KUALA LUMPUR (July 30): Cross-border investment volumes are projected to rise by over 33% in 2H2024, driven by anticipated Federal Reserve rate cuts favouring commercial real estate investments, with Australia leading the region, with a projected 129% increase during the period, according to real estate consultancy Knight Frank.
Meanwhile, for the full year, Australia is expected to attract 36% of total cross-border flows, making it the top destination.
“In 2Q2024 alone, Australia received US$1.9 billion in international capital, a 2.5-fold increase from 1Q2024,” said Knight Frank Malaysia’s global head, capital markets Neil Brookes.
“The office sector was the main driver, accounting for 63% of total transactions. A standout transaction was Mitsui Fudosan’s acquisition of a 66% stake in 55 Pitt Street for US$879.4 million,” he said in a statement on Tuesday.
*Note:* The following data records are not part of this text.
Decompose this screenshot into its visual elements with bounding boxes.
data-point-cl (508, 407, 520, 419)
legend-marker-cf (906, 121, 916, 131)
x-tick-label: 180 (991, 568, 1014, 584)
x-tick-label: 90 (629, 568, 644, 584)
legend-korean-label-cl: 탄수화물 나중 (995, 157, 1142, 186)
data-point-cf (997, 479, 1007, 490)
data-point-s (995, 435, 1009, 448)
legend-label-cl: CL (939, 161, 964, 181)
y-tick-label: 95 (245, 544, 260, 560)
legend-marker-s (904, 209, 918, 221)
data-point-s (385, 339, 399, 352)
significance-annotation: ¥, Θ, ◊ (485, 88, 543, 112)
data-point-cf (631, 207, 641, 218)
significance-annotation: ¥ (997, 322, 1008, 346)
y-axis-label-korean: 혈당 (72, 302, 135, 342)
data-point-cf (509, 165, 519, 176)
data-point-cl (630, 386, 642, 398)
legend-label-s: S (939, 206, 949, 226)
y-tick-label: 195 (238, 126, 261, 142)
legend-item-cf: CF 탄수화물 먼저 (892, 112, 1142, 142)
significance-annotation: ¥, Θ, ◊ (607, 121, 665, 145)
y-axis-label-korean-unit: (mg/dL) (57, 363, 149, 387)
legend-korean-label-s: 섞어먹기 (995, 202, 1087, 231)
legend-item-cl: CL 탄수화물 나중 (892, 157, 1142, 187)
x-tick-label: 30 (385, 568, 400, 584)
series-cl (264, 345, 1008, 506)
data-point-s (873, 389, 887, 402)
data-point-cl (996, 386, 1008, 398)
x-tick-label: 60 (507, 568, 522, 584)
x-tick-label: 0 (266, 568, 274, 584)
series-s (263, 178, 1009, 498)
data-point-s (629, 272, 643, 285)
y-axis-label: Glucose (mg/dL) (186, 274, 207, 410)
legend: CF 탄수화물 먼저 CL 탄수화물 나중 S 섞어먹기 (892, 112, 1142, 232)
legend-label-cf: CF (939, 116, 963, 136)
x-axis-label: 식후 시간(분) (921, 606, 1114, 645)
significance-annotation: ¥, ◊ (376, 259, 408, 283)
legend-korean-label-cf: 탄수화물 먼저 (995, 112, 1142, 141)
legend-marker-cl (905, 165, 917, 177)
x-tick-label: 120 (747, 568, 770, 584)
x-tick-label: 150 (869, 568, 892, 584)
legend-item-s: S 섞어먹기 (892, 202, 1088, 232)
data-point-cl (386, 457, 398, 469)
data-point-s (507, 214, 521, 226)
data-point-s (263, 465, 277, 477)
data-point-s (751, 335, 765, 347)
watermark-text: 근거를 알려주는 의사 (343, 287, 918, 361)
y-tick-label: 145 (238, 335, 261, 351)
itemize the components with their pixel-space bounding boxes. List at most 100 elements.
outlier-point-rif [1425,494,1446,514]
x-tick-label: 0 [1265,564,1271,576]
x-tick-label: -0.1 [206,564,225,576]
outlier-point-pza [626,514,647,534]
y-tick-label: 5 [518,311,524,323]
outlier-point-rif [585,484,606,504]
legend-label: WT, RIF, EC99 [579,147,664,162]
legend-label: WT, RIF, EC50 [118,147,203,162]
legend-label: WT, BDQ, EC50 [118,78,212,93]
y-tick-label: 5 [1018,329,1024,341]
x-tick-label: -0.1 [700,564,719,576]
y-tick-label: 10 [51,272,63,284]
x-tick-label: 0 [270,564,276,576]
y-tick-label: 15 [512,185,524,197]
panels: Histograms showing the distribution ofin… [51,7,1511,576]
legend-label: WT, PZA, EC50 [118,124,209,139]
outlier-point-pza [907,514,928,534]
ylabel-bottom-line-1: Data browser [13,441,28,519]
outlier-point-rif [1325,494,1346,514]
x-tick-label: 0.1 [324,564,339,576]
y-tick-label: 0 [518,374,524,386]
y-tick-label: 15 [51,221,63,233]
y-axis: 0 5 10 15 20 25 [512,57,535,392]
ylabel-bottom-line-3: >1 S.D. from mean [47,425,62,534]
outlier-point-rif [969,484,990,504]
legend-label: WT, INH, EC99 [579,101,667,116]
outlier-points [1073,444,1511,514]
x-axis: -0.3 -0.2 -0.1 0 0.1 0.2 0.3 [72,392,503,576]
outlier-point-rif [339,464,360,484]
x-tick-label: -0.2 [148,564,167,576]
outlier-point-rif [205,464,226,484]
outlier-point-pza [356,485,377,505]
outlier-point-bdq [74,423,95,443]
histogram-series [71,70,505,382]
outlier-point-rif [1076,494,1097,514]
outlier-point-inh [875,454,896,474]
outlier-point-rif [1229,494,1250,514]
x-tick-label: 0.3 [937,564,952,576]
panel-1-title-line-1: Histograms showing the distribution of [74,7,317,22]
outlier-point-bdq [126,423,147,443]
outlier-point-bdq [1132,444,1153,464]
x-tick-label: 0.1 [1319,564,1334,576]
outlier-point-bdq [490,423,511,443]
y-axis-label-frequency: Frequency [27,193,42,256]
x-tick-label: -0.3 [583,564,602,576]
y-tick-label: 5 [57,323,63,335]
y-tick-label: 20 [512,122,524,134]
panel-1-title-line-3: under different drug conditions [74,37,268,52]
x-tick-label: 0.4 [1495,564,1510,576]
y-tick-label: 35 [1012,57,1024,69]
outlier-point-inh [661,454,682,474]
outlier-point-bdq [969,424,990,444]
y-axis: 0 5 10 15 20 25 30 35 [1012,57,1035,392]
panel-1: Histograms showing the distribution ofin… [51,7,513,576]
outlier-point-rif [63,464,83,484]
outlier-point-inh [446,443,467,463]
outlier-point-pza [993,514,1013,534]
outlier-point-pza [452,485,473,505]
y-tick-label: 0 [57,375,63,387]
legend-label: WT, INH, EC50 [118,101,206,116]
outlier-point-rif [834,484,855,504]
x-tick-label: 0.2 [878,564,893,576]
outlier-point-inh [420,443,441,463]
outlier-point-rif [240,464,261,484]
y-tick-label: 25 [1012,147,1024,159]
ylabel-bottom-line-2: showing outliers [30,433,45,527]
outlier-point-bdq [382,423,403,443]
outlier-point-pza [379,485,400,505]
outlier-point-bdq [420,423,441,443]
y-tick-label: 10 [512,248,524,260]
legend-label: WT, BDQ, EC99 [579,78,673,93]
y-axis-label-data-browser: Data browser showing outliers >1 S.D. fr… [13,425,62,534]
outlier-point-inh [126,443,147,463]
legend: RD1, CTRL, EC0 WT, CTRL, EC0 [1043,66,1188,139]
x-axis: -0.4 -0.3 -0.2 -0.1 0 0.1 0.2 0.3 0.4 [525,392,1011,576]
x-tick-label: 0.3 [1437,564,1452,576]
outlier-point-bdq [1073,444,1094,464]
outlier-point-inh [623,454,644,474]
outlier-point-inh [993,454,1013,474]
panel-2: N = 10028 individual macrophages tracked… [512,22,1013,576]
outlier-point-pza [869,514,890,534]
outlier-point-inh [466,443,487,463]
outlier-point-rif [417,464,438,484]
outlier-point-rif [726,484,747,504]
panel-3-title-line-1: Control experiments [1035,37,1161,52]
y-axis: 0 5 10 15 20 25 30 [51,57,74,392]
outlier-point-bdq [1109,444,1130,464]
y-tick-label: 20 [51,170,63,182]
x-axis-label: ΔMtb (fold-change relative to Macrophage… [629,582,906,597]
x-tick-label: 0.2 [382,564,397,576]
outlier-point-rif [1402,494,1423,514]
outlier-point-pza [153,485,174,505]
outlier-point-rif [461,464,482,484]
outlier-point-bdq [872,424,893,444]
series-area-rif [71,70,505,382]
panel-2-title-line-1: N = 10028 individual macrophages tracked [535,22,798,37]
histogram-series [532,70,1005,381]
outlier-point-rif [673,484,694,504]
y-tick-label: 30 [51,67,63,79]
Besides, transaction volumes are forecasted to reach 30% in the office sector, with Australia and Japan nearly doubling their 2023 levels. The industrial sector is anticipated to rebound but stay below its five-year average, while India is on track for its second-best year, following 2021.
In the interim, the living sector is projected to exceed its five-year average, with Australia poised for its best year on record.
Touching on the Japan and Singapore front, Brookes noted that Japan is set to attract 23% of cross-border investment flows in 2024, driven by its favourable long-term prospects, while Singapore’s real estate market remains attractive, with cross-border investments making up 48% of total real estate investment volume in 1H2024, exceeding the 10-year average of 43% and reflecting strong global interest.
Delving into the impact of aggressive interest rate hikes that started in the second half of 2022 (2H2022), Knight Frank’s head of Asia-Pacific research Christine Li said it is evident that cross-border investments have sharply declined.
“With yields not expanding fast enough, and assets still being repriced, investors have exercised caution, focusing on opportunities within their national boundaries, rather than pursuing ventures in foreign markets,” she added.